Dullatur (/ˈdʌlətər/) is a village (population 720 (est. 2012)) in Cumbernauld, Scotland. Like Condorrat, Castlecary and Luggiebank, it predates the new town of Cumbernauld, and of those only Condorrat was officially included in the designated area. Its name is anglicised from the Gaelic Dubh Leitir, which means "dark slope". The route of the Antonine Wall passes just to the north of Dullatur. Two Roman temporary marching camps were located at Dullatur between the forts at Croy Hill and Westerwood. The camps have been excavated several times by archaeologists following aerial photography and proposed housebuilding. Both camps have now been built over, and no visible remains can be seen on the ground today. Digital reconstructions of the larger and the smaller of the camps have been created. When building the nearby Forth and Clyde Canal in the 18th century a number of finds were made in Dullatur Bog. Thomas Watson recorded: "a number of swords, pistols, and other weapons were dug out; also the bodies of men and horses, and what seems somewhat marvellous, a trooper, completely armed, and seated on his horse, in the exact posture in which he had perished." It was supposed that the man was escaping the Battle of Kilsyth which is due north of Dullatur Bog.
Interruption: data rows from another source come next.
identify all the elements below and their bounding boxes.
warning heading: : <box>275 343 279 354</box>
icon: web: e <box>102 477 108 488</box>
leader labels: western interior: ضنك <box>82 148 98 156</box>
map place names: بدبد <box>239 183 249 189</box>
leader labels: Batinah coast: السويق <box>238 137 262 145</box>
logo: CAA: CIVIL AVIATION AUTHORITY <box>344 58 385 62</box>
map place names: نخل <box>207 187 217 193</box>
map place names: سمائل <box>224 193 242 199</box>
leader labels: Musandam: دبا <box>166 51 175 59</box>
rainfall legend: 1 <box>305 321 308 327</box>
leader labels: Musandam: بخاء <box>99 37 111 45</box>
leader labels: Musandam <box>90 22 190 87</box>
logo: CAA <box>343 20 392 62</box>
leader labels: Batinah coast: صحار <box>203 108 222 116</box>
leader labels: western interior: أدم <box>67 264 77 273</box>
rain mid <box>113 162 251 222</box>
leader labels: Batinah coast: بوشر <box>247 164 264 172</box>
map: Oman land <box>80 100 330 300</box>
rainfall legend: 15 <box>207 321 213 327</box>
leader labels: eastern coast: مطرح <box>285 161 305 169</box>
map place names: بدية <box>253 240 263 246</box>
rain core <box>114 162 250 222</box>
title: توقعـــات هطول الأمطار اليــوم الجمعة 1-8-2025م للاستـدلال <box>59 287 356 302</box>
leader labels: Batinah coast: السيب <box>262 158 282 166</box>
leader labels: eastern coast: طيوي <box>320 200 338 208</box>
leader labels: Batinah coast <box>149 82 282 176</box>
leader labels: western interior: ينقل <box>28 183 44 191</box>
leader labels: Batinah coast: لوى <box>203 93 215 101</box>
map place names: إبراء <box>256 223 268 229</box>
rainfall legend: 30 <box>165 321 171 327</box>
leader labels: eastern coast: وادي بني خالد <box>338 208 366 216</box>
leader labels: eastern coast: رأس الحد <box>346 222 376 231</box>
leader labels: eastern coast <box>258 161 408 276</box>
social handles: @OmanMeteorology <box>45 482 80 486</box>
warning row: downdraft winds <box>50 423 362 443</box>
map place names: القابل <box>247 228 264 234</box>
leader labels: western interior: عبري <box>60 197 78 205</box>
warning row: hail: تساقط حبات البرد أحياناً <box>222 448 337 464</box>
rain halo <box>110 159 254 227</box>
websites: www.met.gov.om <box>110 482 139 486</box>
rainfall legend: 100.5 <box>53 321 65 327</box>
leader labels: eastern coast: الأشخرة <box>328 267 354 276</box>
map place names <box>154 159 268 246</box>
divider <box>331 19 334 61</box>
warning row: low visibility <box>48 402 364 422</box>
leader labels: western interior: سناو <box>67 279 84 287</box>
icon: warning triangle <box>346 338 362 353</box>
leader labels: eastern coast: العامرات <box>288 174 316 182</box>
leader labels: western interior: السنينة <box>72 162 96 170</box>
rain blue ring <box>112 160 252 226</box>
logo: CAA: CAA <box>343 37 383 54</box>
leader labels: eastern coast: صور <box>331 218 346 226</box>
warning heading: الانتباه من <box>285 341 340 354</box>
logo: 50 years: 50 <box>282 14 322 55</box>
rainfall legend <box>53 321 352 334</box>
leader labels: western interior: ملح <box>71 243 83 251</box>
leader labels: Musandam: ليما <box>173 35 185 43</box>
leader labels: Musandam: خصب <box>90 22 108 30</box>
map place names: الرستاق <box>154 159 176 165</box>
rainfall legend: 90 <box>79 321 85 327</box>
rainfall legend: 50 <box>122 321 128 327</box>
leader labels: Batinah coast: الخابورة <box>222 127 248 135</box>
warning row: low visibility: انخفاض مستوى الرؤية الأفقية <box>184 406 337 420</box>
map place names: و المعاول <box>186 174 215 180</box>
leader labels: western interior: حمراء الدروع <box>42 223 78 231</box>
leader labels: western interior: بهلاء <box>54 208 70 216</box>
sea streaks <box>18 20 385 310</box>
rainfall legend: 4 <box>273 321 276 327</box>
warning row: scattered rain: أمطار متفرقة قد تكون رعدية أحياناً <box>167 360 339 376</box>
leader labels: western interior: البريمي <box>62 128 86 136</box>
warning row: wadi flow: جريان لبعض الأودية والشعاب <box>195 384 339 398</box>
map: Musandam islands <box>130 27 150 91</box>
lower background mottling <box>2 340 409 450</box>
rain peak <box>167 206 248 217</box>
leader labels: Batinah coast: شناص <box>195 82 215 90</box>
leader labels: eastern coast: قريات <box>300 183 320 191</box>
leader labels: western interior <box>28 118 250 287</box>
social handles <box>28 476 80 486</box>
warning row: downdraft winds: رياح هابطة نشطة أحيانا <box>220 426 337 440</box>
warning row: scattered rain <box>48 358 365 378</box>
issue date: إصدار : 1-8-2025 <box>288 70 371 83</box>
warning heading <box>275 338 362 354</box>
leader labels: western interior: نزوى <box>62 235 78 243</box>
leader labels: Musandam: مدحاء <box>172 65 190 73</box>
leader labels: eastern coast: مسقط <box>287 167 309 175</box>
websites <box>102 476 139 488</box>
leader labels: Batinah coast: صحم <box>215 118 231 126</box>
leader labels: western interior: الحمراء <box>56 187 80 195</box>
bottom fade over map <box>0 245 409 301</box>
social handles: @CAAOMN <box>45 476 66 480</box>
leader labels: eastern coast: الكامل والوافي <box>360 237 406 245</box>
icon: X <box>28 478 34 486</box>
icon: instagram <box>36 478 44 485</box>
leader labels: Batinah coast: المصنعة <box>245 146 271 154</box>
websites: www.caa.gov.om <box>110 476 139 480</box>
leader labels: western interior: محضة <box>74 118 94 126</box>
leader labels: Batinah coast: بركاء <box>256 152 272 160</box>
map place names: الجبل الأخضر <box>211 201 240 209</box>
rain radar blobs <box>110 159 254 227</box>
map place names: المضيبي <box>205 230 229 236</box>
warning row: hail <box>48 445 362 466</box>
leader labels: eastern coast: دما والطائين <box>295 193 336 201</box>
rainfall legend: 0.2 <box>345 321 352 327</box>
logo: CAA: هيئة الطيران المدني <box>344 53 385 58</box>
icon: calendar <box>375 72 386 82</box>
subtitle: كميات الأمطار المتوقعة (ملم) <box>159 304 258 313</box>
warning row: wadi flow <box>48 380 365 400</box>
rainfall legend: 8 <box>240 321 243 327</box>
The development of the village owed much to the creation of the Glasgow-Edinburgh railway line, with a station sited in Dullatur in 1842 to encourage commuters to settle there. Several grand villas were built as part of the original development, two of which were designed by the architect Alexander "Greek" Thomson.

The make-up of the village was of the higher socio-economic class, and early recreational developments included Dullatur Golf Club and lawn-tennis clubs, both of which persist to the present day. Dullatur railway station is now closed but the village still serves as a commuter settlement, with a number of private properties being built over the years.